The major policy failure arises because no Government has allocated pre-funding for care needs, despite knowing the demographic inevitability of rising numbers of elderly citizens unable to live independently at the end of their lives. As local authority funding has been cut, rising care demand and costs have resulted in ever-stricter rationing of provision, reduction in preventative or early-stage help, which inevitably increases NHS costs as last-resort provider.
Recognition of the fundamental differences, but essential interconnectedness, between health and social care are required to avoid the past mistakes. Policymakers must separate short-term interventions of healthcare, from longer-term social care needs.
Reforms of health and care services in recent decades have focussed on ‘process’ rather than ‘outcomes’, highlighting problems, rather than implementing solutions, as costly re-organisation addressed parts of the system, rather than the whole.
Care funding should be a core element of 21st Century retirement planning, but pensions or later-life savings have never accounted for this, despite Exchequer reliefs costing over £40billion a year.

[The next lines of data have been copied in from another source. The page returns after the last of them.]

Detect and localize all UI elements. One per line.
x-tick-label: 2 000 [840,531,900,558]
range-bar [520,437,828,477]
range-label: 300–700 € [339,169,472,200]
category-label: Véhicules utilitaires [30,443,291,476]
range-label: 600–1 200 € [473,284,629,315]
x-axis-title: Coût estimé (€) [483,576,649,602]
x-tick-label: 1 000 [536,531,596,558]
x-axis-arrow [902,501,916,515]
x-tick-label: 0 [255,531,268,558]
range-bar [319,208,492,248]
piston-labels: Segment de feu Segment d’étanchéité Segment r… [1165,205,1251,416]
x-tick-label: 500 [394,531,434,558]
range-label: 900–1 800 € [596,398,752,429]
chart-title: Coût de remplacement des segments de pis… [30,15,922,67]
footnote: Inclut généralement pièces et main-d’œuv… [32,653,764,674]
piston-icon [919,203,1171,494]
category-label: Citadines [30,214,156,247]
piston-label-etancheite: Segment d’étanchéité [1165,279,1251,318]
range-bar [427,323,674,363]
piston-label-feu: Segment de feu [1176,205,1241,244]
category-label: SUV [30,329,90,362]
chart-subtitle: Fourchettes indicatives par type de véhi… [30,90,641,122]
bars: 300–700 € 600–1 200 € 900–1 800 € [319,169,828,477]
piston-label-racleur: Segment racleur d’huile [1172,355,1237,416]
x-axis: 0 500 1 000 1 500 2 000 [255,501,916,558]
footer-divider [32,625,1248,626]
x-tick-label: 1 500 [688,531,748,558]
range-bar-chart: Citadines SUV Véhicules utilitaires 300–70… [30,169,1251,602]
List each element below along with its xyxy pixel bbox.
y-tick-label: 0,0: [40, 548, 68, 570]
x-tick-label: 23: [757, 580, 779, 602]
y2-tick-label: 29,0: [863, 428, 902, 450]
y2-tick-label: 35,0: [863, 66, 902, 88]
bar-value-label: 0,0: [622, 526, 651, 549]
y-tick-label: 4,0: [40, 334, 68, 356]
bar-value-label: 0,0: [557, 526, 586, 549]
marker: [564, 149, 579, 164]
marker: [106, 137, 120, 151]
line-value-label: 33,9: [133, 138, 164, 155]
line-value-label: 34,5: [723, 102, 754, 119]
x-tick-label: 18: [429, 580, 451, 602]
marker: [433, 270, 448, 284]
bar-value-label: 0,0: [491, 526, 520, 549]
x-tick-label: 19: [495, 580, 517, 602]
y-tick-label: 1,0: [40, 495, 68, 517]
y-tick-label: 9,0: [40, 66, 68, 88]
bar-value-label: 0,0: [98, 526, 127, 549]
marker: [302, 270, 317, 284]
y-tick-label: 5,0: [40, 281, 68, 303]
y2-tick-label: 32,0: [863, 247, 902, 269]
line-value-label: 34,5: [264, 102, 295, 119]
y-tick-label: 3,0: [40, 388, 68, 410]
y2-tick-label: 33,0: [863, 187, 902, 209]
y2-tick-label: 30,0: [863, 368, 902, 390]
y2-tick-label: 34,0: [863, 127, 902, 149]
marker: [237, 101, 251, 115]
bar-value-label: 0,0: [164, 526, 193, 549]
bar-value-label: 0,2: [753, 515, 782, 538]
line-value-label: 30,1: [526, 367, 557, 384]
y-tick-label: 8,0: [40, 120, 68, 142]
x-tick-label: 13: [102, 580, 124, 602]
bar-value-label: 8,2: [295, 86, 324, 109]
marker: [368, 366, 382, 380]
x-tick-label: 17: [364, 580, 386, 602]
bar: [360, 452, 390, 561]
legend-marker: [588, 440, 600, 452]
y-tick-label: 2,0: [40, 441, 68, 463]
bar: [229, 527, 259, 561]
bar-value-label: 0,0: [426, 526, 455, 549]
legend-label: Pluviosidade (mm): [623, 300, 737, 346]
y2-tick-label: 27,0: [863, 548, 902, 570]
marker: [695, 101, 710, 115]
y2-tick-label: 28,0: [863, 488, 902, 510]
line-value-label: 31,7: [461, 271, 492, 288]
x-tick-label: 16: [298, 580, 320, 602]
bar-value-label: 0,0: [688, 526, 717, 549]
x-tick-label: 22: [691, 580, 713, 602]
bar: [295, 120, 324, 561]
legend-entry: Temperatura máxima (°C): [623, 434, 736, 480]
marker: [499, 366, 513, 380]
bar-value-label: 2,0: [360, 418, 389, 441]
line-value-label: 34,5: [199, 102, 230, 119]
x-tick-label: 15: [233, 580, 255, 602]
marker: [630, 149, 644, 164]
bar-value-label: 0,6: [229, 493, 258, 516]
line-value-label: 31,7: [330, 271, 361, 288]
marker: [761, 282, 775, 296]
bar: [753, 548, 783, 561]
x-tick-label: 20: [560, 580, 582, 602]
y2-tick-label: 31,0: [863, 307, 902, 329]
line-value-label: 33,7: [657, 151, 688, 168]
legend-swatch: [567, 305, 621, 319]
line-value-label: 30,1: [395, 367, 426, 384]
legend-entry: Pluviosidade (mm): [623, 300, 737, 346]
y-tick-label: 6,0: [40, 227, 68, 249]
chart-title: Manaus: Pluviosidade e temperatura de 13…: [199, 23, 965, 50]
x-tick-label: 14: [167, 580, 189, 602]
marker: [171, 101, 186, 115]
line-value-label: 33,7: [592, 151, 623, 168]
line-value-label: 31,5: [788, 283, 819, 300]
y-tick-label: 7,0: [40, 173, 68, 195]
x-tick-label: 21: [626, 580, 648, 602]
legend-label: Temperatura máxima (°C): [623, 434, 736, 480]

For the immediate looming crisis, kick-starting individual care funding through baby-boomers’ pensions or long-term savings could be facilitated by allowing tax-free pension withdrawals for care funding, or a new inheritance-tax-free Care ISA allowance and perhaps a national equity-release programme. This would need to be combined a cap on individual’s elderly care costs and encouragement of preventive measures that prolong independent living, as well as a rise in the means-test threshold for state funding.
In addition, National Insurance (or tax) must be extended to encompass elderly care, not just pensions, for the care needs of future generations.